John Dunnigan
John Dunnigan is a designer, maker and educator. His studio work has been shown in more than 100 exhibitions, including 10 solo exhibitions, and is included in such private and public collections as the Museum of Fine Arts Boston and the National Museum of American Art at the Smithsonian in Washington, DC. Dunnigan’s furniture has been featured in dozens of publications, such as The New York Times, Newsweek and The Boston Globe and in books and catalogues, including New American Furniture. He was a partner in DEZCO Furniture Design LLC, a company dedicated to sustainable practices in design for mass production.

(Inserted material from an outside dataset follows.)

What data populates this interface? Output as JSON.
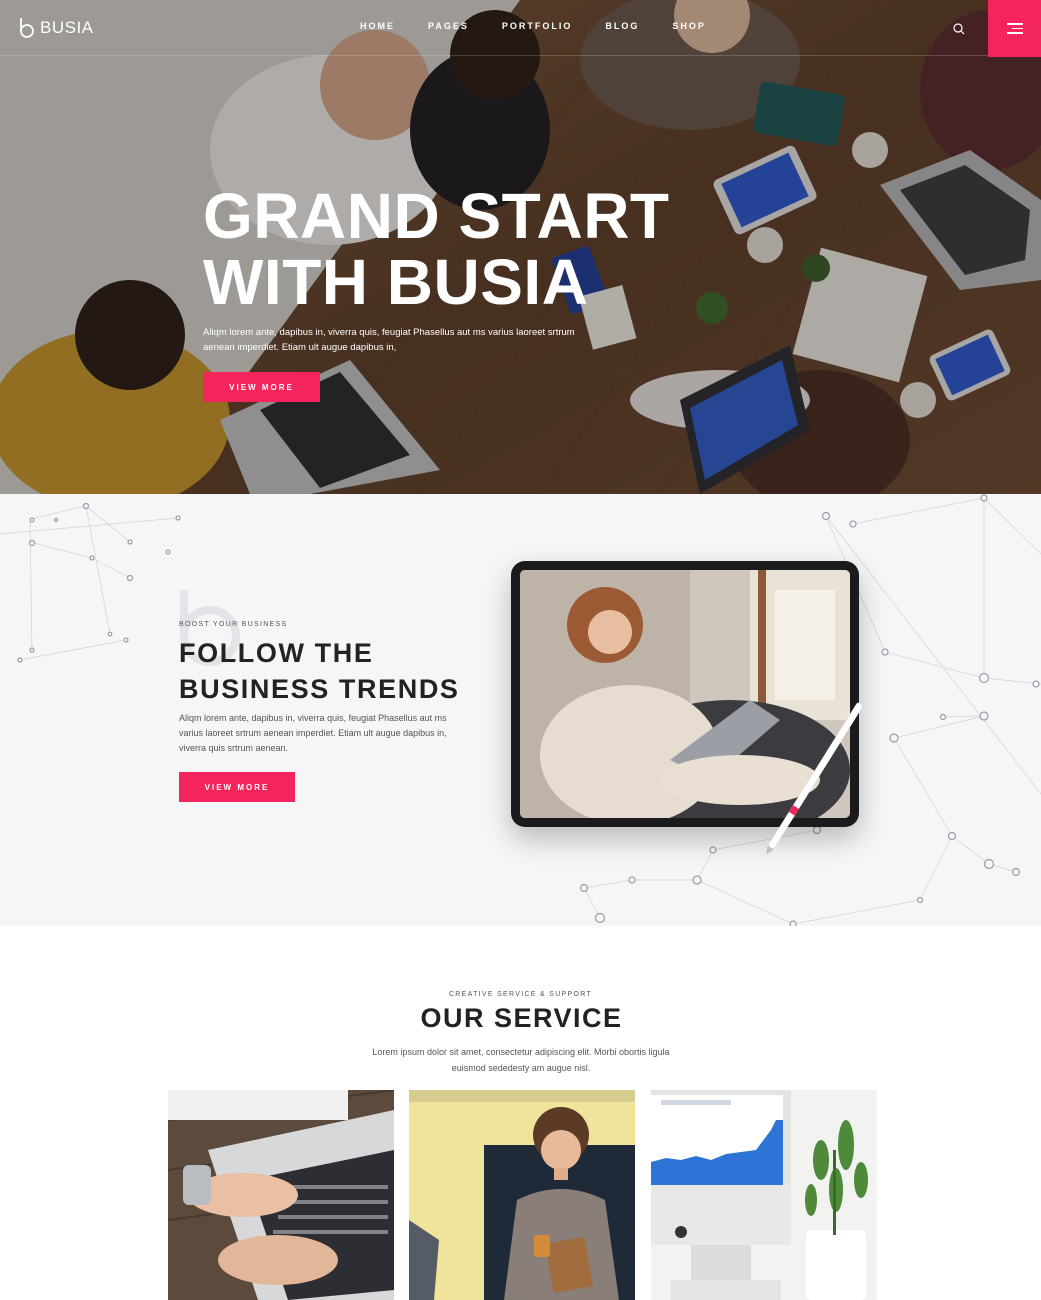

Dunnigan has been a member of the faculty at RISD in the Departments of Industrial Design, Interior Architecture and Furniture Design and previously served as interim dean of the Division of Architecture + Design. He is a former Mellon Fellow in the RISD Museum and currently holds the Schiller Family Endowed Chair in Furniture Design.
Academic areas of interest
- Practice-Based Research: Designing and making furniture through Dunnigan Studio. Pursuing practical solutions to oblique problems.
- Scholarship: Researching, writing and teaching about furniture as an expression of the interdependent relationships among culture, technology and identity. See “Thingking,” The Art of Critical Making: Rhode Island School of Design on Creative Practice (Wiley, 2013).
- Design Research: Designing furniture for large-scale production that promotes sustainable manufacturing and responsible business practices through partnerships in DEZCO Furniture Design LLC and Dunnsome. See Sage Collection and Haystack Collection.
- Entries on Lilly Reich and Charlotte Perriand, Oxford Encyclopedia of Women in World History (Oxford University Press, 2008).
- Phaidon Design Classics (Phaidon Press, 2007), Vols. 1–3, entries 035, 254, 262, 371, 418, 505, 534, 597, 881.
- “Undercover: On Upholstered Furniture,” Gallery NAGA, Boston, MA, 2005.
- “Understanding Furniture,” Studio Furniture, The Furniture Society, 1999.
- “A History of Bentwood,” RISD Museum of Art, Providence, RI, 1984.
Courses
Fall 2024 Courses
FD 2581-01
FURNITURE DESIGN SENIOR SEMINAR
SECTION DESCRIPTION
In this course we examine individual studio practices in depth through collecting, drawing, and writing. We approach writing as a mutable medium, one that can be built up, torn apart, cobbled together, patch-worked, polished, shined, exploded, and altogether constructed in a way that is not dissimilar to the way an object emerges in the studio. We examine the ways that writing as a part of making can spark ideas for visual work, enrich subliminal visual narratives, connect ideas that may seem disparate, collect a wide variety of sources in a small space, act as a place for reflection, and ultimately be an active and integral part of making. In the process, we will unearth themes that permeate students' artistic work in a way that forges future paths for creative exploration while protecting some of the mysteries that are particular to an embodied practice. Students will begin to develop a personal vocabulary that parallels the richly developed language of their visual work, laying the foundation for their Senior Degree Project. The primary aim of this class is for students to develop a better understanding of their own practice and its context through writing and archiving influences and inspirations, laying the conceptual foundation and establishing a specific theme for the spring semester Senior Degree Project Report.
Majors are pre-registered for this course by the department. Enrollment is limited to Senior Furniture Design Students.
Major Requirement | BFA Furniture Design
Spring 2025 Courses
LAEL 1026-01
HISTORY OF FURNITURE
SECTION DESCRIPTION
This course is an introductory survey of the history of furniture. An emphasis is placed on developing a methodology for understanding historical context and transferable critical thinking through furniture. The fundamental methodology presents furniture design as an expression of interdependent relationships involving technology, identity and culture. The course will include lectures, sketching, writing, discussion and exams as well as learning from direct observation of objects including many in the RISD Museum.
Majors are pre-registered for this course by the department. Enrollment is limited to Furniture Design Students.